Financial markets are waking up to the unintended consequences of low interest rates, which have contributed to the Dow Jones having the "down" jones.
The widely watched market barometer dipped 2 percent on Tuesday, coming on the heels of a 3 percent drop Feb. 27. At week's end, the Dow stood at 12,110.4, down 3 percent since the beginning of the year.
Much of the market's renewed appreciation of risk can be credited to subprime mortgages and the yen carry trade, two murky markets built on easy money. Low interest rates encouraged homeowners and investors to borrow and put the borrowed funds to work.
Homeowners wanted an investment they could live in or cash for purchases they couldn't pay for with their savings. Investors hoped to capitalize by borrowing at low rates and investing the borrowed funds in higher-yielding assets.
Lately, some of their best laid plans are unsettling investors.
"Now we know the dark side of low interest rates," said John Milne of JK Milne Asset Management, a Station Square investment manager. "Globally, many financial markets are contaminated with risk."
The problem with subprime mortgages is easy to grasp. Home buyers whose credit rating is too low or who can't make a big enough down payment to qualify for a conventional mortgage arrange less conventional financing. Some of these loans feature low initial rates, don't require principal payments or don't involve rigorous scrutiny of an applicant's finances. The terms may be manageable for borrowers initially, but there can be problems when interest rates rise too much or home prices fall too far. That's where increasing numbers of borrowers and lenders find themselves today.
The Mortgage Bankers Association announced last week that 13.3 percent of homeowners were delinquent in paying their subprime mortgages during the fourth quarter vs. a 5 percent delinquency rate for all types of mortgages.
"Payments are late or in default at a time when employment is strong. This is a conundrum for the marketplace," Mr. Milne said.
Problems at New Century Financial and other subprime lenders unsettled the market last week as investors worried how much of the problem would splash onto Wall Street firms, banks, pension funds and other players involved in mortgage backed securities -- packages of subprime mortgages bundled together and sold to investors seeking high yields in a low interest rate environment.
The problem also could affect Wall Street firms and others that issued credit default swaps, basically insurance for investors in case their bundles of mortgages go sour. The swaps made mortgage backed securities appear to be less risky than they really are, says Jack Kunkle, an analyst with Pine money manager Muhlenkamp & Co.
Despite its imposing name, the yen carry trade isn't all that complicated. Once U.S. rates started rising, sophisticated investors playing the spread on rates they could borrow at and rates they could earn on their borrowed money turned to Japan, where money was still available at about 1 percent.
Just how many investors were doing this, how much they borrowed and where they invested isn't clear.
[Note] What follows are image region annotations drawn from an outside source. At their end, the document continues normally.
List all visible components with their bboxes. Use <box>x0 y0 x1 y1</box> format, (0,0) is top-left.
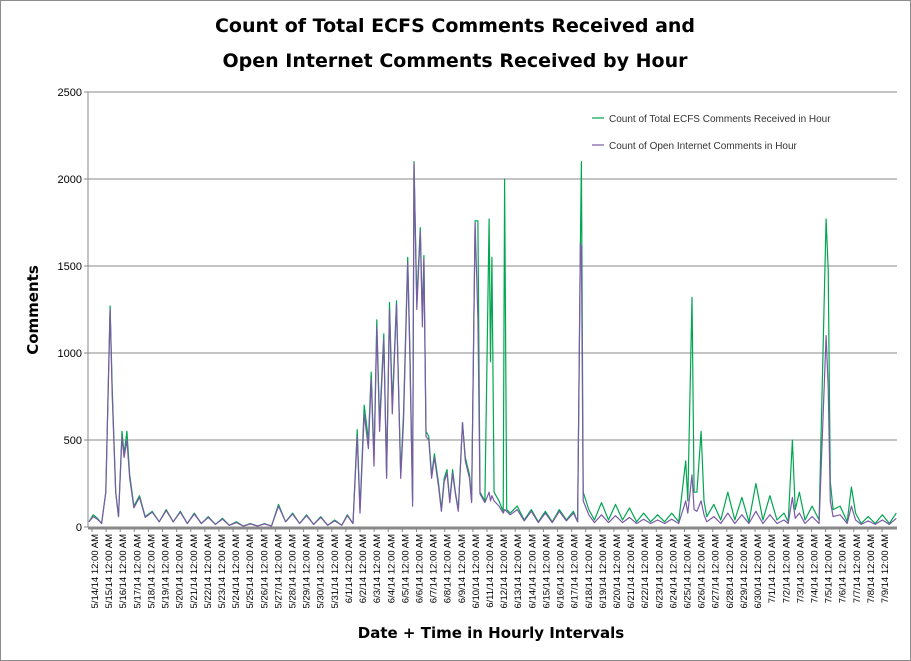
series-line-total-ecfs <box>88 161 897 527</box>
x-tick-label: 6/14/14 12:00 AM <box>527 534 538 609</box>
x-tick-label: 7/3/14 12:00 AM <box>795 534 806 603</box>
y-tick-label: 2000 <box>58 174 82 186</box>
x-tick-label: 6/8/14 12:00 AM <box>443 534 454 603</box>
x-tick-label: 5/19/14 12:00 AM <box>161 534 172 609</box>
legend-label-total: Count of Total ECFS Comments Received in… <box>609 114 831 125</box>
x-tick-label: 7/6/14 12:00 AM <box>838 534 849 603</box>
x-tick-label: 6/24/14 12:00 AM <box>668 534 679 609</box>
x-tick-label: 6/17/14 12:00 AM <box>570 534 581 609</box>
x-tick-label: 5/29/14 12:00 AM <box>302 534 313 609</box>
x-tick-label: 5/21/14 12:00 AM <box>189 534 200 609</box>
x-tick-label: 7/4/14 12:00 AM <box>809 534 820 603</box>
x-tick-label: 7/8/14 12:00 AM <box>866 534 877 603</box>
x-tick-label: 6/9/14 12:00 AM <box>457 534 468 603</box>
legend-label-open-internet: Count of Open Internet Comments in Hour <box>609 141 798 152</box>
x-tick-label: 6/18/14 12:00 AM <box>584 534 595 609</box>
x-tick-label: 6/6/14 12:00 AM <box>414 534 425 603</box>
y-axis-ticks: 0 500 1000 1500 2000 2500 <box>58 87 88 534</box>
x-tick-label: 6/1/14 12:00 AM <box>344 534 355 603</box>
x-tick-label: 6/19/14 12:00 AM <box>598 534 609 609</box>
x-tick-label: 6/26/14 12:00 AM <box>697 534 708 609</box>
y-axis-label: Comments <box>24 265 42 355</box>
x-tick-label: 5/25/14 12:00 AM <box>245 534 256 609</box>
x-tick-label: 6/25/14 12:00 AM <box>683 534 694 609</box>
x-tick-label: 7/1/14 12:00 AM <box>767 534 778 603</box>
x-tick-label: 7/5/14 12:00 AM <box>824 534 835 603</box>
x-tick-label: 5/17/14 12:00 AM <box>132 534 143 609</box>
x-tick-label: 6/28/14 12:00 AM <box>725 534 736 609</box>
x-tick-label: 6/21/14 12:00 AM <box>626 534 637 609</box>
y-tick-label: 0 <box>76 522 82 534</box>
series-line-open-internet <box>88 162 897 527</box>
x-tick-label: 6/29/14 12:00 AM <box>739 534 750 609</box>
x-tick-label: 6/12/14 12:00 AM <box>499 534 510 609</box>
legend: Count of Total ECFS Comments Received in… <box>592 114 831 152</box>
x-tick-label: 7/2/14 12:00 AM <box>781 534 792 603</box>
x-tick-label: 7/9/14 12:00 AM <box>880 534 891 603</box>
chart-title-line-2: Open Internet Comments Received by Hour <box>223 50 689 72</box>
x-tick-label: 6/13/14 12:00 AM <box>513 534 524 609</box>
x-tick-label: 6/2/14 12:00 AM <box>358 534 369 603</box>
x-tick-label: 5/15/14 12:00 AM <box>104 534 115 609</box>
y-tick-label: 1500 <box>58 261 82 273</box>
x-tick-label: 6/10/14 12:00 AM <box>471 534 482 609</box>
x-tick-label: 6/16/14 12:00 AM <box>556 534 567 609</box>
x-tick-label: 5/26/14 12:00 AM <box>259 534 270 609</box>
y-tick-label: 500 <box>64 435 82 447</box>
x-tick-label: 6/15/14 12:00 AM <box>541 534 552 609</box>
x-tick-label: 5/20/14 12:00 AM <box>175 534 186 609</box>
x-tick-label: 6/23/14 12:00 AM <box>654 534 665 609</box>
x-tick-label: 6/30/14 12:00 AM <box>753 534 764 609</box>
x-tick-label: 6/27/14 12:00 AM <box>711 534 722 609</box>
x-tick-label: 6/5/14 12:00 AM <box>400 534 411 603</box>
y-tick-label: 1000 <box>58 348 82 360</box>
x-tick-label: 5/18/14 12:00 AM <box>146 534 157 609</box>
series-lines <box>88 161 897 527</box>
x-tick-label: 6/11/14 12:00 AM <box>485 534 496 608</box>
x-axis-label: Date + Time in Hourly Intervals <box>358 624 624 642</box>
x-tick-label: 7/7/14 12:00 AM <box>852 534 863 603</box>
x-tick-label: 5/31/14 12:00 AM <box>330 534 341 609</box>
x-tick-label: 6/4/14 12:00 AM <box>386 534 397 603</box>
x-tick-label: 5/28/14 12:00 AM <box>288 534 299 609</box>
x-tick-label: 6/7/14 12:00 AM <box>429 534 440 603</box>
x-tick-label: 5/30/14 12:00 AM <box>316 534 327 609</box>
x-tick-label: 5/23/14 12:00 AM <box>217 534 228 609</box>
x-tick-label: 5/27/14 12:00 AM <box>273 534 284 609</box>
x-tick-label: 6/22/14 12:00 AM <box>640 534 651 609</box>
x-axis-ticks: 5/14/14 12:00 AM 5/15/14 12:00 AM 5/16/14 … <box>90 528 891 608</box>
x-tick-label: 5/14/14 12:00 AM <box>90 534 101 609</box>
x-tick-label: 5/16/14 12:00 AM <box>118 534 129 609</box>
chart-title-line-1: Count of Total ECFS Comments Received an… <box>215 15 695 37</box>
x-tick-label: 6/3/14 12:00 AM <box>372 534 383 603</box>
x-tick-label: 6/20/14 12:00 AM <box>612 534 623 609</box>
y-tick-label: 2500 <box>58 87 82 99</box>
x-tick-label: 5/22/14 12:00 AM <box>203 534 214 609</box>
x-tick-label: 5/24/14 12:00 AM <box>231 534 242 609</box>
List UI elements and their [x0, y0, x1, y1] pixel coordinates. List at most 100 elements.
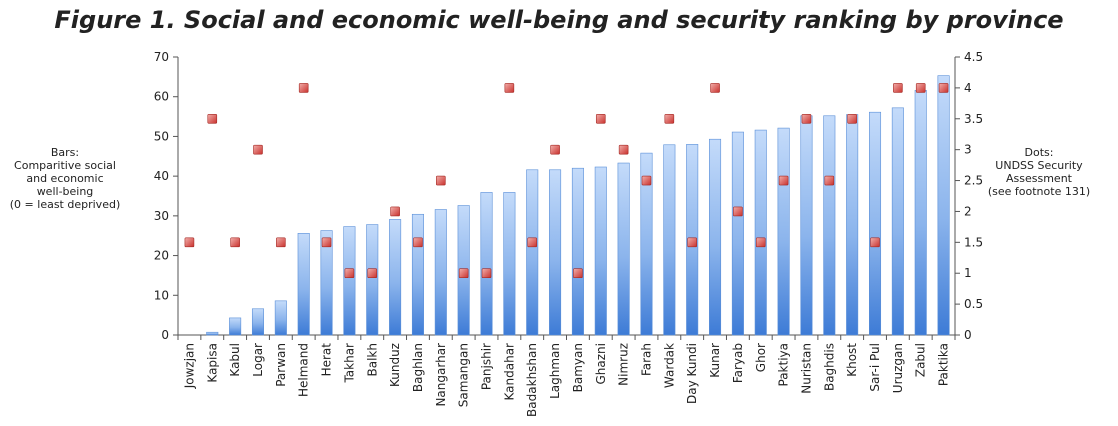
- bar: [367, 225, 378, 335]
- security-dot: [551, 145, 560, 154]
- security-dot: [893, 83, 902, 92]
- y-tick-label-right: 0.5: [964, 297, 983, 311]
- security-dot: [208, 114, 217, 123]
- security-dot: [619, 145, 628, 154]
- y-tick-label-left: 10: [154, 288, 169, 302]
- security-dot: [573, 269, 582, 278]
- x-tick-label: Baghdis: [822, 343, 836, 391]
- bar: [275, 301, 286, 335]
- security-dot: [482, 269, 491, 278]
- security-dot: [459, 269, 468, 278]
- security-dot: [711, 83, 720, 92]
- x-tick-label: Paktiya: [777, 343, 791, 387]
- bar: [549, 170, 560, 335]
- y-tick-label-right: 2.5: [964, 174, 983, 188]
- security-dot: [253, 145, 262, 154]
- security-dot: [322, 238, 331, 247]
- x-tick-label: Kabul: [228, 343, 242, 377]
- x-tick-label: Zabul: [914, 343, 928, 377]
- x-tick-label: Faryab: [731, 343, 745, 383]
- x-tick-label: Ghor: [754, 343, 768, 372]
- x-tick-label: Kandahar: [502, 343, 516, 401]
- security-dot: [345, 269, 354, 278]
- security-dot: [733, 207, 742, 216]
- y-tick-label-left: 60: [154, 90, 169, 104]
- bar: [869, 112, 880, 335]
- y-tick-label-right: 4: [964, 81, 972, 95]
- security-dot: [596, 114, 605, 123]
- bar: [915, 90, 926, 335]
- bar: [755, 130, 766, 335]
- y-tick-label-left: 50: [154, 129, 169, 143]
- security-dot: [688, 238, 697, 247]
- bar: [778, 128, 789, 335]
- bar: [618, 163, 629, 335]
- x-tick-label: Nimruz: [617, 343, 631, 386]
- x-tick-label: Day Kundi: [685, 343, 699, 404]
- x-tick-label: Baghlan: [411, 343, 425, 392]
- y-tick-label-right: 1: [964, 266, 972, 280]
- x-tick-label: Nangarhar: [434, 343, 448, 407]
- bar: [527, 170, 538, 335]
- security-dot: [802, 114, 811, 123]
- security-dot: [276, 238, 285, 247]
- y-tick-label-left: 70: [154, 50, 169, 64]
- x-tick-label: Herat: [320, 343, 334, 377]
- x-tick-label: Farah: [639, 343, 653, 376]
- x-tick-label: Nuristan: [799, 343, 813, 394]
- security-dot: [642, 176, 651, 185]
- y-tick-label-right: 3: [964, 143, 972, 157]
- security-dot: [825, 176, 834, 185]
- security-dot: [939, 83, 948, 92]
- x-tick-label: Laghman: [548, 343, 562, 399]
- security-dot: [436, 176, 445, 185]
- x-tick-label: Kapisa: [205, 343, 219, 383]
- security-dot: [299, 83, 308, 92]
- security-dot: [665, 114, 674, 123]
- bar: [344, 227, 355, 335]
- security-dot: [505, 83, 514, 92]
- x-tick-label: Helmand: [297, 343, 311, 397]
- security-dot: [871, 238, 880, 247]
- bar: [572, 168, 583, 335]
- x-tick-label: Jowzjan: [182, 343, 196, 389]
- x-tick-label: Bamyan: [571, 343, 585, 392]
- security-dot: [413, 238, 422, 247]
- y-tick-label-right: 3.5: [964, 112, 983, 126]
- x-tick-label: Takhar: [342, 343, 356, 384]
- x-tick-label: Badakhshan: [525, 343, 539, 417]
- bar: [481, 192, 492, 335]
- security-dot: [848, 114, 857, 123]
- y-tick-label-left: 20: [154, 249, 169, 263]
- x-tick-label: Balkh: [365, 343, 379, 376]
- bar: [938, 76, 949, 335]
- x-tick-label: Wardak: [662, 343, 676, 388]
- bar: [207, 332, 218, 335]
- x-tick-label: Parwan: [274, 343, 288, 387]
- bar: [595, 167, 606, 335]
- security-dot: [916, 83, 925, 92]
- x-tick-label: Kunduz: [388, 343, 402, 387]
- security-dot: [231, 238, 240, 247]
- bar: [664, 145, 675, 335]
- bar: [892, 108, 903, 335]
- security-dot: [528, 238, 537, 247]
- x-tick-label: Uruzgan: [891, 343, 905, 393]
- y-tick-label-left: 30: [154, 209, 169, 223]
- y-tick-label-left: 0: [161, 328, 169, 342]
- x-tick-label: Panjshir: [480, 343, 494, 390]
- y-tick-label-right: 2: [964, 204, 972, 218]
- bar: [824, 116, 835, 335]
- x-tick-label: Sar-i Pul: [868, 343, 882, 392]
- bar: [298, 233, 309, 335]
- x-tick-label: Khost: [845, 343, 859, 377]
- security-dot: [779, 176, 788, 185]
- security-dot: [368, 269, 377, 278]
- security-dot: [185, 238, 194, 247]
- bar: [412, 214, 423, 335]
- x-tick-label: Samangan: [457, 343, 471, 407]
- bar: [229, 318, 240, 335]
- bar: [504, 192, 515, 335]
- bar: [709, 139, 720, 335]
- x-tick-label: Logar: [251, 343, 265, 377]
Market observers believe that a good deal of the borrowed yen went into U.S. Treasuries, but some of it may have made its way into China's stock market, subprime mortgages and other investments.
"It's hard to find numbers on any of this stuff. It's so easy to engage in financial alchemy at this point that you just don't know what the players are doing," said Colin Symons, chief investment officer for Symons Capital Management in Castle Shannon.
The outcome of arbitrage is determined by the return on a yen carry trader's investment and the value of the yen. A decline in the value of their investment or a rising yen will undermine or eliminate their profits.
Mr. Symons says that, over time, borrowing a lot of yen and converting it to U.S. dollar-denominated investments should increase the value of the yen, eventually eliminating the potential for profit. He says a temporary rise in the yen helped trigger the Dow's 416-point decline last month. But so far, the Japanese currency hasn't risen in value against the dollar even though economic theory says it should.
The yen-dollar disconnect hasn't escaped the notice of Joe Balestrino, senior portfolio manager for Federated Investors. "What's going on today has almost zero to do with the fundamentals," he said.
Mr. Balestrino says the low interest rates of the last few years basically paid investors to take risks, a proposition that can't last forever.
"That's not a sustainable thing in the investment world and eventually it breaks," Mr. Balestrino said. "This is a wake-up call we're going through here -- probably a healthy one."
The potential consequences include reduced consumer borrowing and spending, a weaker economy and tougher standards for qualifying for a new mortgage or refinancing an existing loan. The economic challenges are sure to provide plenty of fodder for the 2008 presidential campaign, although it remains to be seen whether a solution more enduring than low interest rates will make it onto the agenda.
"The long-term bet on the economy is that we have to do things differently," Mr. Symons said. "We have to come up with productive things to stimulate our economy because debt isn't going to do it anymore."